Using linear regression coefficients from table to compute values


I have a file with many variable names and coefficients. The task is to use those variable names and coefficients to create a linear regression formula and apply it to data. Here's a small example:

coefs <- tibble(varname = c("(Intercept)", "dxaids", "abnormal_bun"),
                coef = c(-3.1, 0.1, 0.2))

data <- tibble(dxaids = c(0,0,1), abnormal_bun = c(1,0,0))

The goal is a new column, effectively

data %>% mutate(y = -3.1 + 0.1 * dxaids + 0.2 * abnormal_bun)

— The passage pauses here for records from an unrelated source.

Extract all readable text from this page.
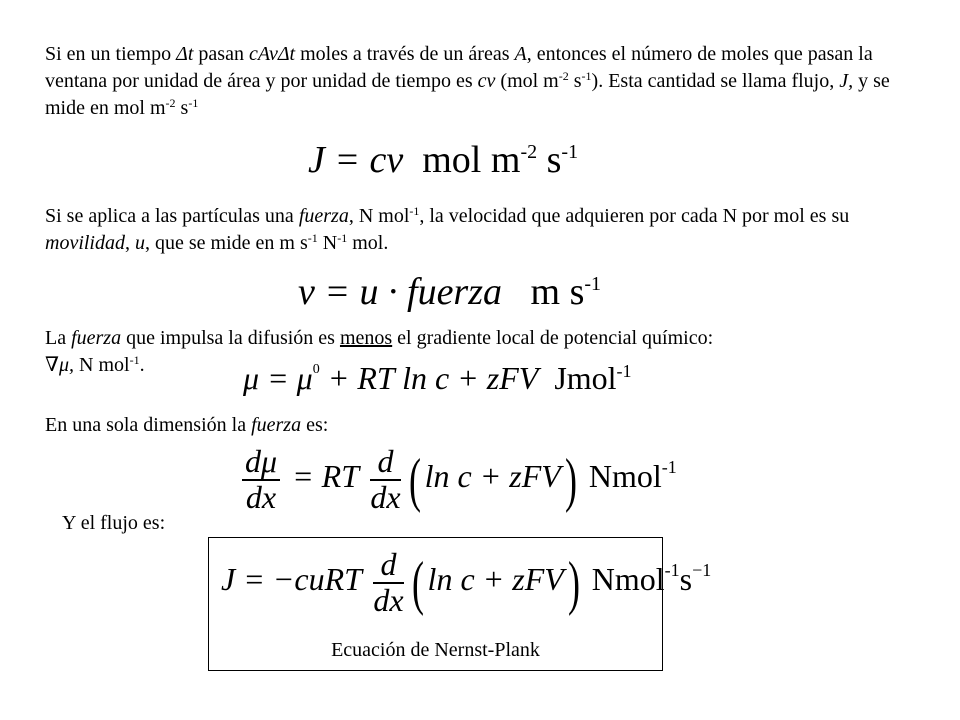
Si en un tiempo Δt pasan cAvΔt moles a través de un áreas A, entonces el número de moles que pasan la ventana por unidad de área y por unidad de tiempo es cv (mol $m^{-2}$ $s^{-1}$). Esta cantidad se llama flujo, J, y se mide en mol $m^{-2}$ $s^{-1}$
J = cv mol $m^{-2}$ $s^{-1}$
Si se aplica a las partículas una fuerza, N mol$^{-1}$, la velocidad que adquieren por cada N por mol es su movilidad, u, que se mide en m $s^{-1}$ $N^{-1}$ mol.
v = u · fuerza m $s^{-1}$
La fuerza que impulsa la difusión es menos el gradiente local de potencial químico:
∇μ, N mol$^{-1}$.	$\mu = \mu^0$ + RT ln c + zFV Jmol$^{-1}$
En una sola dimensión la fuerza es:
$\frac{d\mu}{dx}$ = RT $\frac{d}{dx}$ ( ln c + zFV) Nmol$^{-1}$
Y el flujo es:
J = −cuRT $\frac{d}{dx}$ ( ln c + zFV) $Nmol^{-1}s^{-1}$
Ecuación de Nernst-Plank
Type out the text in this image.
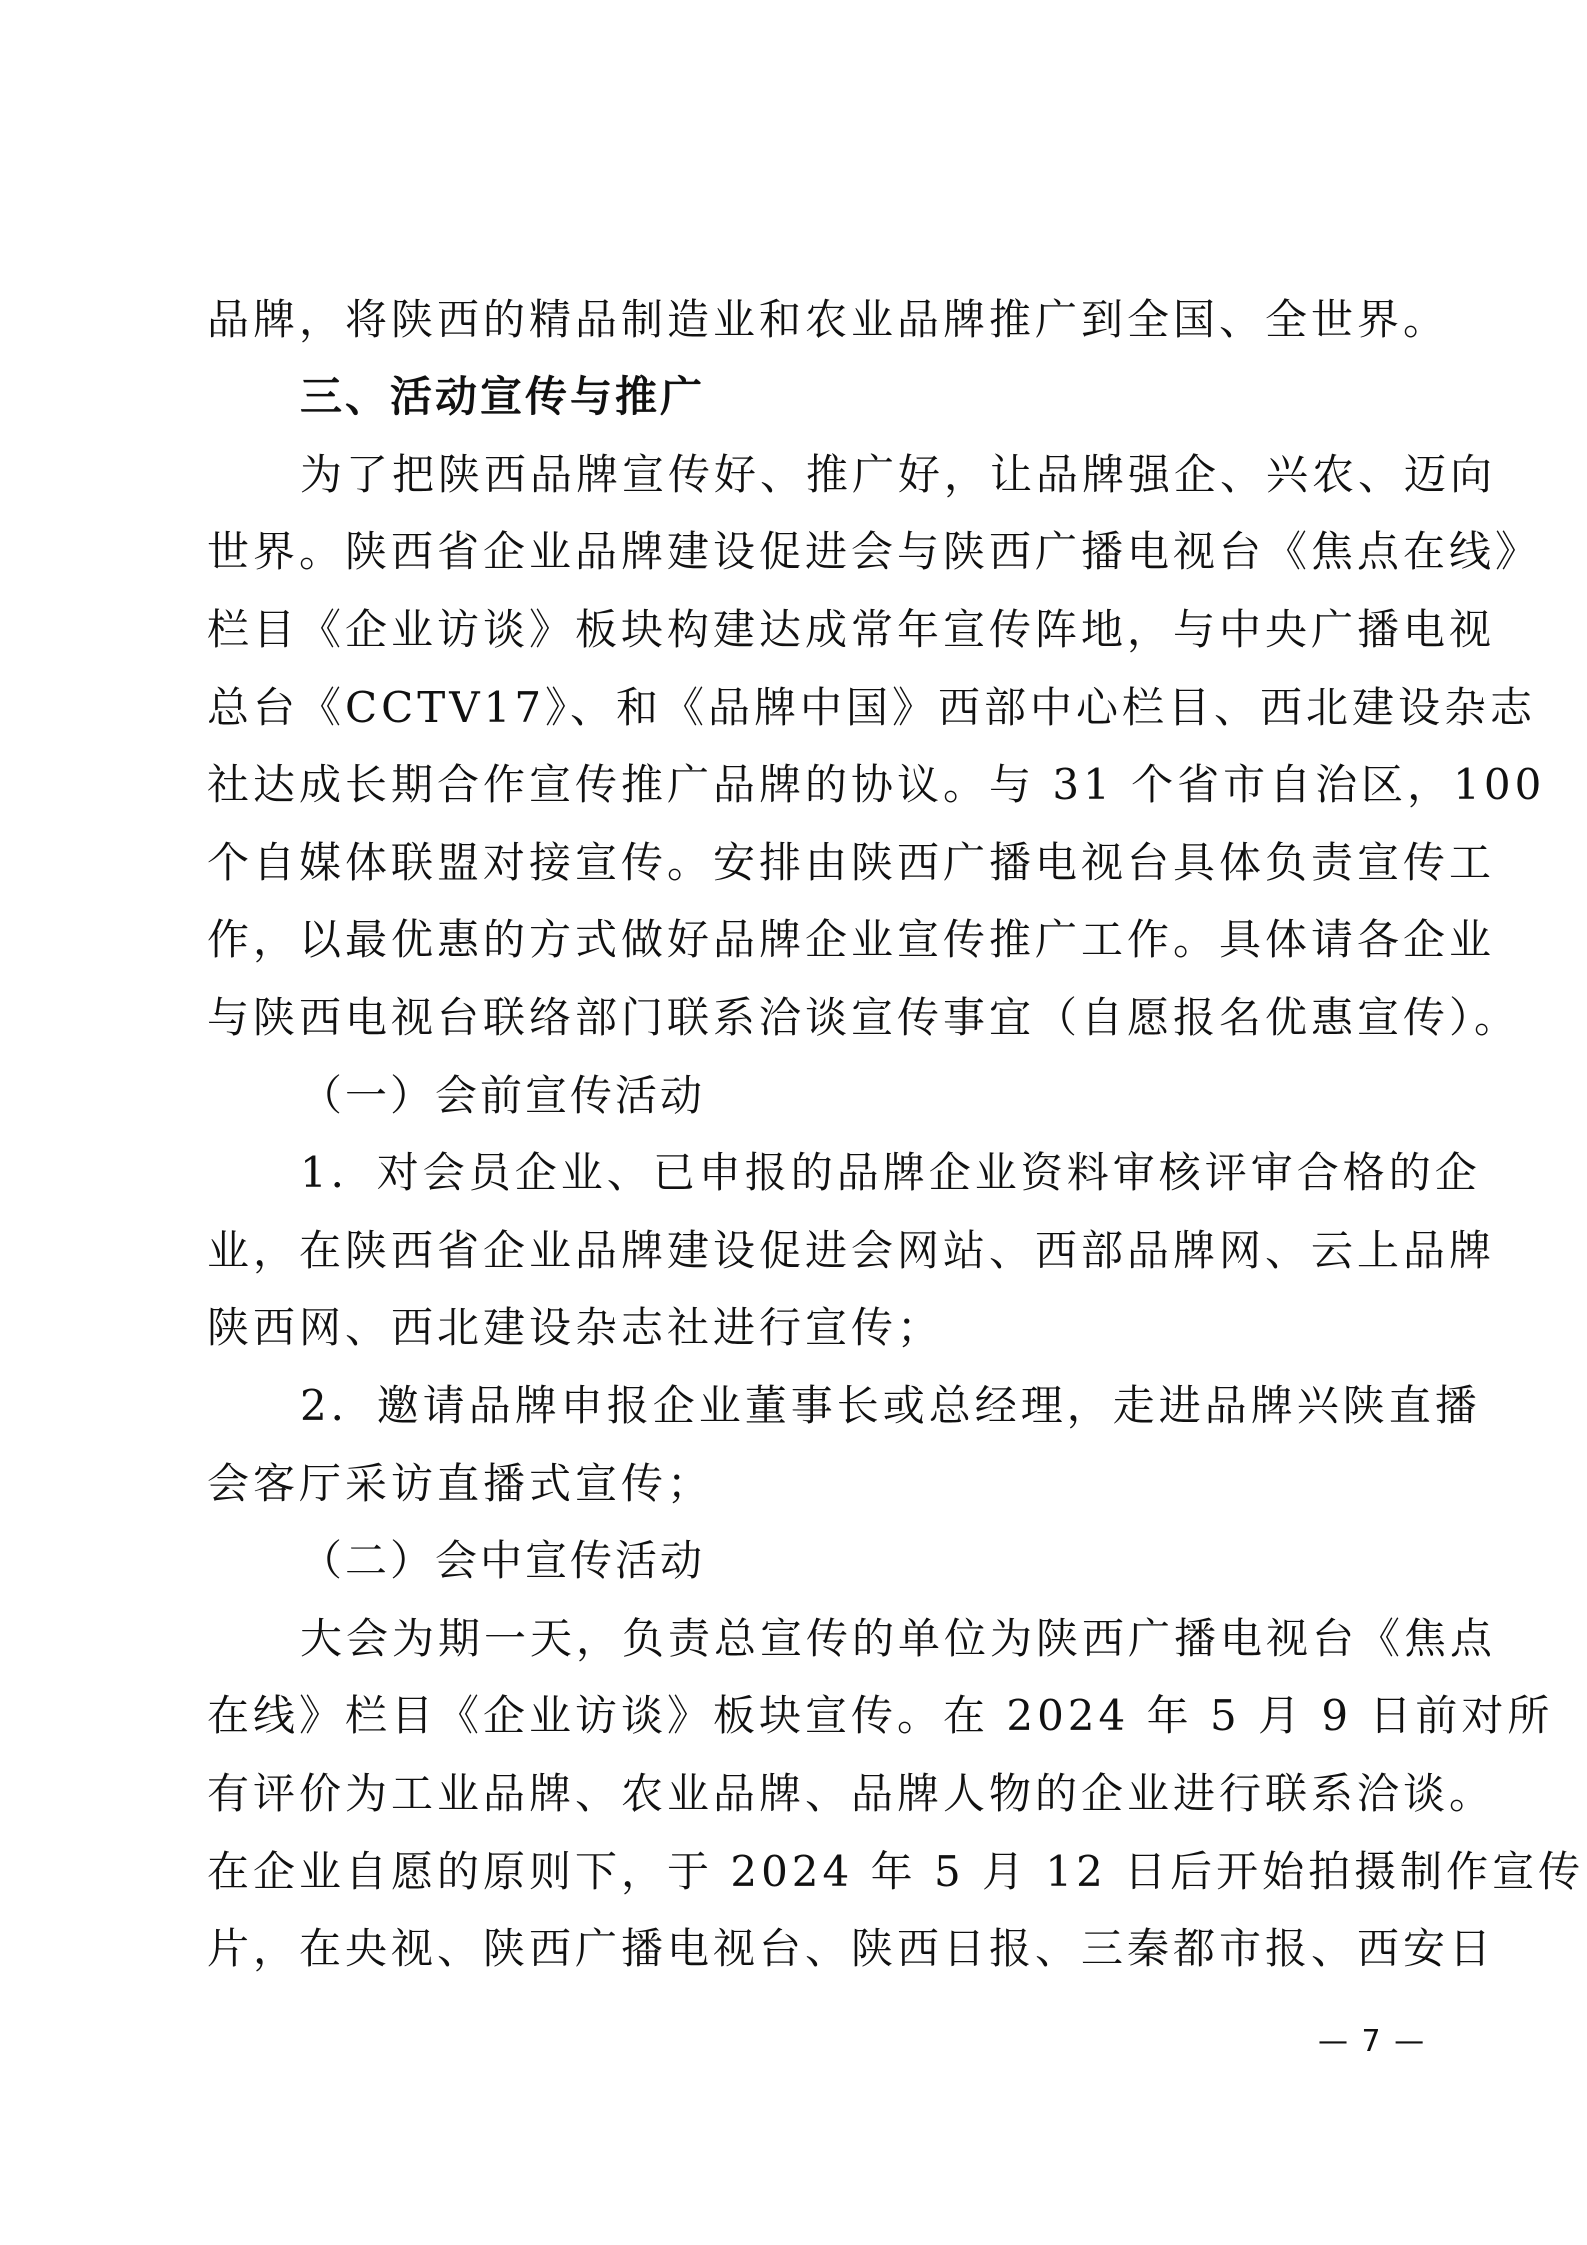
品牌，将陕西的精品制造业和农业品牌推广到全国、全世界。
三、活动宣传与推广
为了把陕西品牌宣传好、推广好，让品牌强企、兴农、迈向
世界。陕西省企业品牌建设促进会与陕西广播电视台《焦点在线》
栏目《企业访谈》板块构建达成常年宣传阵地，与中央广播电视
总台《CCTV17》、和《品牌中国》西部中心栏目、西北建设杂志
社达成长期合作宣传推广品牌的协议。与 31 个省市自治区，100
个自媒体联盟对接宣传。安排由陕西广播电视台具体负责宣传工
作，以最优惠的方式做好品牌企业宣传推广工作。具体请各企业
与陕西电视台联络部门联系洽谈宣传事宜（自愿报名优惠宣传）。
（一）会前宣传活动
1．对会员企业、已申报的品牌企业资料审核评审合格的企
业，在陕西省企业品牌建设促进会网站、西部品牌网、云上品牌
陕西网、西北建设杂志社进行宣传；
2．邀请品牌申报企业董事长或总经理，走进品牌兴陕直播
会客厅采访直播式宣传；
（二）会中宣传活动
大会为期一天，负责总宣传的单位为陕西广播电视台《焦点
在线》栏目《企业访谈》板块宣传。在 2024 年 5 月 9 日前对所
有评价为工业品牌、农业品牌、品牌人物的企业进行联系洽谈。
在企业自愿的原则下，于 2024 年 5 月 12 日后开始拍摄制作宣传
片，在央视、陕西广播电视台、陕西日报、三秦都市报、西安日
— 7 —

What I've done for the time being is manually write out the equation with about 25 variables.

Of course I can write an ugly loop for this, shown below, but is there any cleaner way with tidyverse tools? Perhaps this can be accomplished with a single matrix-vector multiply, but dplyr doesn't seem amenable to matrix operations.

y <- as.numeric(coefs[coefs$varname == "(Intercept)", "coef"])

for (i in 1:nrow(coefs)) {
  varname <- as.character(coefs[i,"varname"])
  coef <- as.numeric(coefs[i,"coef"])
  if (varname != "(Intercept)") 
    y <- y + coef * data[,varname] 
}

Solution

  • You can avoid using a for loop if you use matrix multiplication:

    coefs$coef[1] + (as.matrix(data) %*% coefs$coef[-1])
         [,1]
    [1,] -2.9
    [2,] -3.1
    [3,] -3.0
    

    Just make sure columns in data correspond with order in coefs$coef[-1]. Example, if columns in data do not match coef order, then simply you can reorder data using:

    data <- data[, 2:1] # note the order is chaged
    coefs$coef[1] + (as.matrix (data[, coefs$varname[-1]]) %*% coefs$coef[-1])
         [,1]
    [1,] -2.9
    [2,] -3.1
    [3,] -3.0